Baked Chocolate Cheesecake—Prototype 14:
It had been a while at this point since I initially made Prototype 13. Yogurt cheese would make its chocolate cheesecake debut with the 14th prototype. This recipe would also be, to the best of my knowledge, the very first one in my entire recipe scrapbook to be done outside of my home—with the only exceptions likely being some pancake recipes, at least the chocolate version, done a number of times over the past few years at my cousin Rachel's house in Vermont (as well as at my own place) and one of the Fluffernutter HiFi Buddy Bar prototypes, being prepared elsewhere in my hometown probably about 3 years ago.
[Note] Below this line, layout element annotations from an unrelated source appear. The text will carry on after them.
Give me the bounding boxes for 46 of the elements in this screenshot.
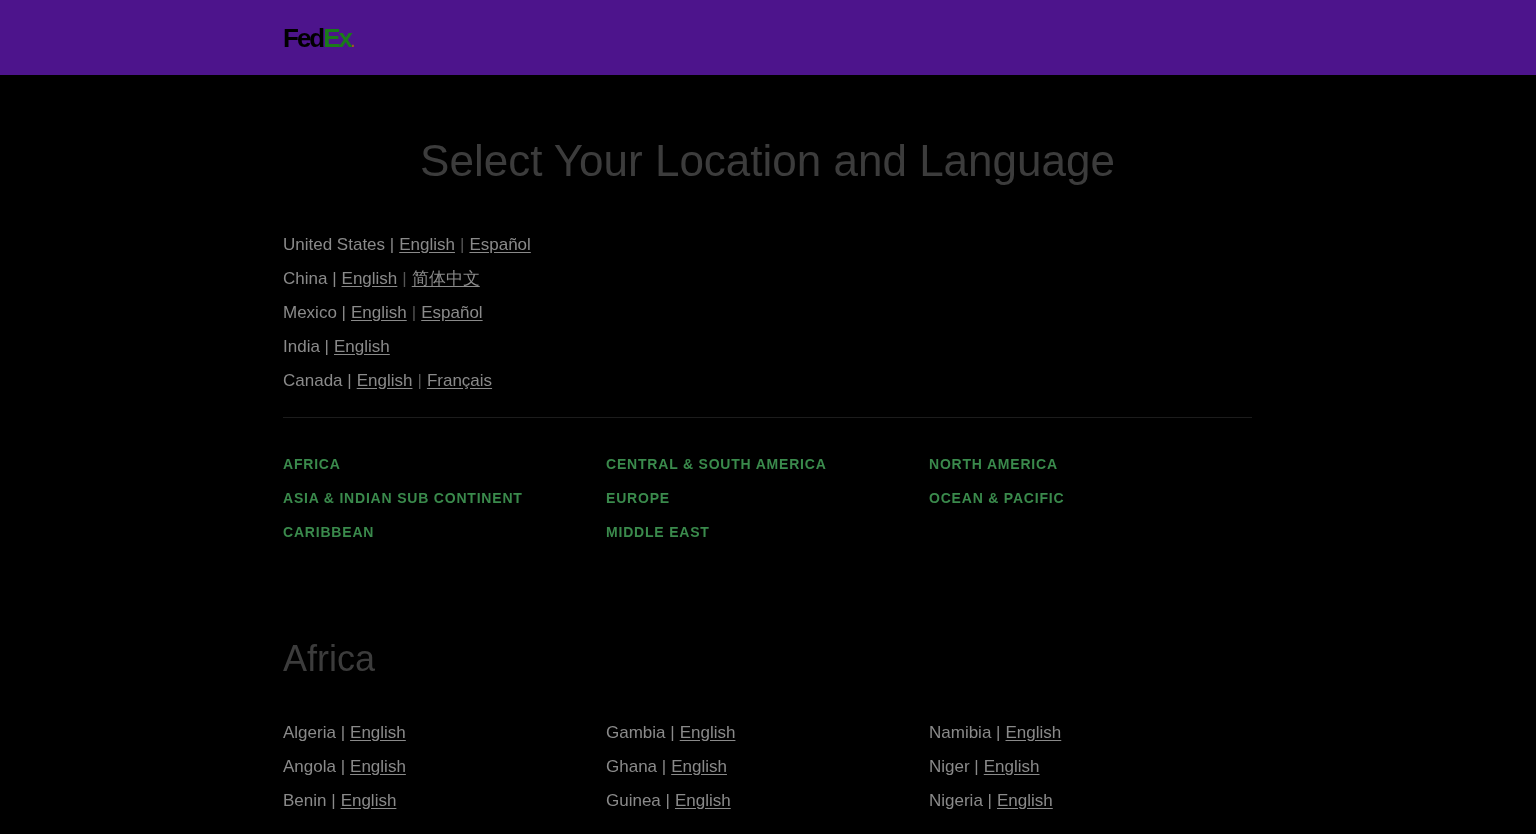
country-name: Angola | bbox=[283, 756, 346, 778]
language-link[interactable]: English bbox=[350, 755, 406, 779]
language-link[interactable]: English bbox=[679, 721, 736, 745]
language-link[interactable]: English bbox=[356, 369, 413, 393]
separator: | bbox=[411, 302, 417, 324]
separator: | bbox=[459, 234, 465, 256]
region-link[interactable]: CENTRAL & SOUTH AMERICA bbox=[606, 456, 827, 473]
country-name: Algeria | bbox=[283, 722, 346, 744]
language-link[interactable]: Español bbox=[421, 301, 483, 325]
region-link[interactable]: AFRICA bbox=[283, 456, 341, 473]
language-link[interactable]: 简体中文 bbox=[411, 267, 480, 291]
country-name: Namibia | bbox=[929, 722, 1001, 744]
country-name: Benin | bbox=[283, 790, 336, 812]
region-link[interactable]: OCEAN & PACIFIC bbox=[929, 490, 1065, 507]
language-link[interactable]: English bbox=[983, 755, 1040, 779]
region-link[interactable]: ASIA & INDIAN SUB CONTINENT bbox=[283, 490, 523, 507]
country-name: China | bbox=[283, 268, 337, 290]
country-name: Niger | bbox=[929, 756, 979, 778]
language-link[interactable]: English bbox=[340, 789, 397, 813]
country-name: Gambia | bbox=[606, 722, 675, 744]
region-link[interactable]: NORTH AMERICA bbox=[929, 456, 1058, 473]
language-link[interactable]: Español bbox=[469, 233, 531, 257]
language-link[interactable]: English bbox=[341, 267, 398, 291]
language-link[interactable]: English bbox=[350, 721, 406, 745]
language-link[interactable]: English bbox=[334, 335, 390, 359]
region-link[interactable]: EUROPE bbox=[606, 490, 670, 507]
language-link[interactable]: English bbox=[671, 755, 727, 779]
country-name: Nigeria | bbox=[929, 790, 992, 812]
country-name: India | bbox=[283, 336, 329, 358]
country-name: United States | bbox=[283, 234, 395, 256]
language-link[interactable]: English bbox=[674, 789, 731, 813]
language-link[interactable]: English bbox=[351, 301, 407, 325]
separator: | bbox=[417, 370, 422, 392]
country-name: Guinea | bbox=[606, 790, 670, 812]
language-link[interactable]: English bbox=[399, 233, 455, 257]
region-link[interactable]: CARIBBEAN bbox=[283, 524, 375, 541]
country-name: Ghana | bbox=[606, 756, 667, 778]
country-name: Mexico | bbox=[283, 302, 346, 324]
language-link[interactable]: English bbox=[1005, 721, 1062, 745]
country-name: Canada | bbox=[283, 370, 352, 392]
separator: | bbox=[402, 268, 407, 290]
page-title: Select Your Location and Language bbox=[419, 135, 1116, 187]
section-heading: Africa bbox=[283, 637, 377, 681]
language-link[interactable]: English bbox=[997, 789, 1053, 813]
region-link[interactable]: MIDDLE EAST bbox=[606, 524, 710, 541]
language-link[interactable]: Français bbox=[426, 369, 493, 393]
Not only would Prototype 14 of my chocolate cheesecakes be the very first item in my recipe scrapbook that I produced outside of New England—it would be prepared and served at my brother Eric's house in Tahoe—more specifically, in California! This was done at a cousins reunion held there in late August of 2012. To help make things easier, I skipped the crust—but I nearly doubled up on the batter. I also made modifications based upon some recent yogurt cheese efforts, such as with Prototype 8 of my plain cheesecakes and Prototype 16 of my eggnog ones.
Batter only:
4 tablespoons melted/softened butter
6 tablespoons cocoa powder
1 3/4 cups granulated sugar
1/2 cup all-purpose flour
1/2 teaspoon salt
32 ounces nonfat yogurt cheese
2 teaspoons vanilla
4 eggs

Pour into buttered 9-inch springform pan, place into hot bath and bake for the first 30 minutes at 325 degrees. Then lower temperature to 300 degrees and bake for 45 more minutes. Cool outside of oven and bath for about 1 1/4 hours, then refrigerate. For a nicer touch, place semi-sweet chocolate chips, flat-side-down, in a circle around the cheesecake's top surface at its outer edge shortly after removal from the oven (avoid burns—be careful not to touch the pan's hot sidewall while placing the chocolate chips).

Chocolate Cheesecake—Prototype 14

At first, I got the impression that this cheesecake had a very long way to go in its baking when I checked it at, from what I best recall, about 50 minutes. But at 75 minutes this one was nearly overflowing the 9" pan that Jean, Eric's wife, provided to me (my trusty, 9 1/2" Frieling—a gift from them and their daughters—was back home). I thought that the oven at the Tahoe house may have been using convection to speed up the baking. Anyway, I quickly took the cheesecake out. It was perhaps around this point that the idea of chocolate chips entered my mind. I found some Nestlé's Toll House semi-sweet chocolate chips lying around and was pleasantly surprised that they were "all-natural" (at least according the package's claim). So I put a "ring" of them on my cheesecake while it was still hot, and these chips sat nicely on the top surface.

While a number of guests at the reunion expressed appreciation for this prototype, I felt that the taste was rather somewhat too tart, at least for a chocolate cheesecake (I personally still liked it, but I—and probably the other guests—would have enjoyed it considerably more if the taste wasn't so tart).

Normally I used the Market Basket brand of yogurt back home, and this brand would strain so well that I would have to add back some whey to get the weight I wanted. But at Tahoe, I used a different brand whose name I could not remember (from what I best recall, it was organic—a bonus), and this seemed to strain relatively slowly. I started with 64 ounces (in the form of two 32-ounce containers) of plain, nonfat yogurt, allowed about 24 hours of straining time and ended up with considerably more than the 32 ounces of yogurt cheese that I was targeting. So I had some left over.

Perhaps if I allowed much more time (which I wasn't in a position to do), more whey would have drained out, and maybe the resulting cheese would have been a little less tart, but I wasn't sure. But I also reasoned that while tartness was good with certain cheesecake flavors such as plain, lemon, orange and other citrus varieties, perhaps I needed to ease up on it when dealing with flavors such as chocolate. Another thing that I considered was that this bought-in-California brand of yogurt was perhaps more tart than Market Basket's.

Anyway, having given thought to Lesa's friend Steve commenting about "lemon" tastes in my recent yogurt cheese prototypes made back at my home in Massachusetts—Market Basket yogurt usage and all—despite my not adding any lemon juice or other specifically-lemon ingredients to them, I contemplated a partial return to cottage cheese—such as a 50/50 blend of this cheese and yogurt cheese—for future cheesecakes.